As might be expected, the positive outcome of the meeting between the US president Trump and chinese president Xi last Saturday in Japan on the occasion of the G20 summit is benefiting the Dollar on Monday, weighing on the EUR/USD pair.
Recall that the two leaders agreed on a new truce that marks the beginning of a new cycle of negotiations, after the failure of the previous cycle at the beginning of the month of may.
The possibility of a final agreement between the two largest economies in the world remains uncertain, but the outcome of the G20 can be avoided in the short term the threat of a new escalation of tensions and tariffs.
Thus, the probability of seeing the Fed cut its rates next month, decreased slightly, since one of the major risks which weigh on the economy comes to be temporarily rejected.

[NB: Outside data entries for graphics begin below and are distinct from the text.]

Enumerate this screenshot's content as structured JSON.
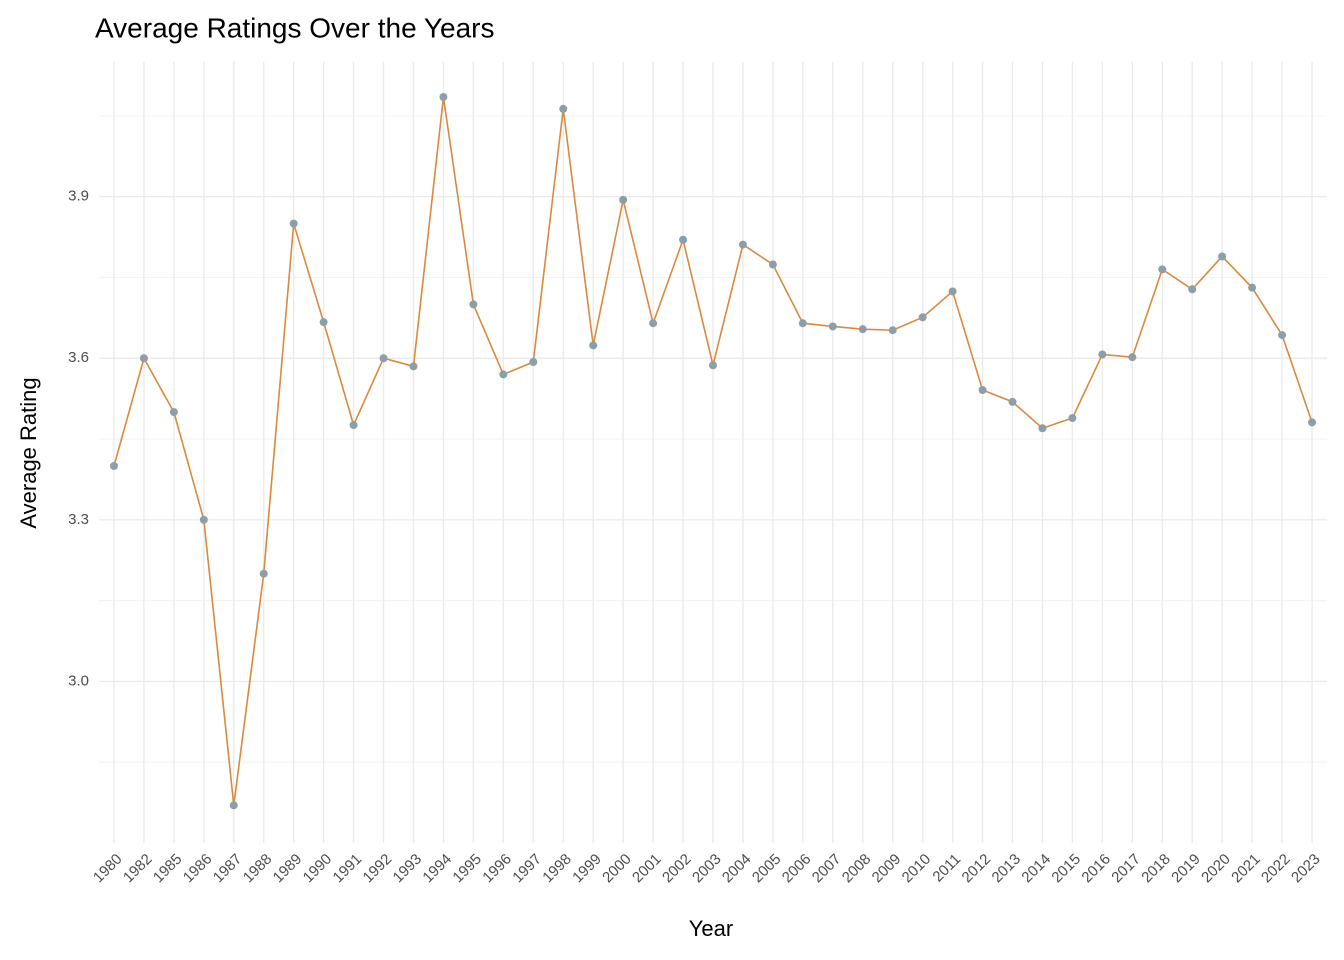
{
  "chart_data": {
    "type": "line",
    "title": "Average Ratings Over the Years",
    "x_label": "Year",
    "y_label": "Average Rating",
    "categories": [
      "1980",
      "1982",
      "1985",
      "1986",
      "1987",
      "1988",
      "1989",
      "1990",
      "1991",
      "1992",
      "1993",
      "1994",
      "1995",
      "1996",
      "1997",
      "1998",
      "1999",
      "2000",
      "2001",
      "2002",
      "2003",
      "2004",
      "2005",
      "2006",
      "2007",
      "2008",
      "2009",
      "2010",
      "2011",
      "2012",
      "2013",
      "2014",
      "2015",
      "2016",
      "2017",
      "2018",
      "2019",
      "2020",
      "2021",
      "2022",
      "2023"
    ],
    "values": [
      3.4,
      3.6,
      3.5,
      3.3,
      2.77,
      3.2,
      3.85,
      3.667,
      3.476,
      3.6,
      3.585,
      4.085,
      3.7,
      3.57,
      3.593,
      4.063,
      3.624,
      3.894,
      3.665,
      3.82,
      3.587,
      3.811,
      3.774,
      3.665,
      3.659,
      3.654,
      3.652,
      3.676,
      3.724,
      3.541,
      3.519,
      3.47,
      3.489,
      3.607,
      3.602,
      3.765,
      3.728,
      3.789,
      3.731,
      3.643,
      3.481
    ],
    "color": "#d98a3f",
    "point_color": "#8c9fa8",
    "ylim": [
      2.7,
      4.15
    ],
    "yticks": [
      {
        "value": 3,
        "label": "3.0"
      },
      3.3,
      3.6,
      3.9
    ],
    "grid": true
  }
}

However, a decrease in the rate of the Fed at the next meeting of the 31 July remains the base case scenario anticipated by traders, as we can see with the barometer of the Fed funds rate Investing.com.
From a graphical point of view, the weakness of the Euro since the re-opening of the forex has had consequences. The pair EUR/USD has broken under the support of 1.1350, below its moving average 200 hours, leaving nothing more than the psychological threshold of 1.13 before we can consider that a bearish reversal for a sustainable profile.
The increase, 1.1350 and the area around 1.14 are the first major barriers to monitoring.
Finally, it should be emphasized that the economic calendar of the day will be especially busy, with the manufacturing PMI in Europe and the United States, the unemployment rate in the Euro Zone and the ISM manufacturing index US.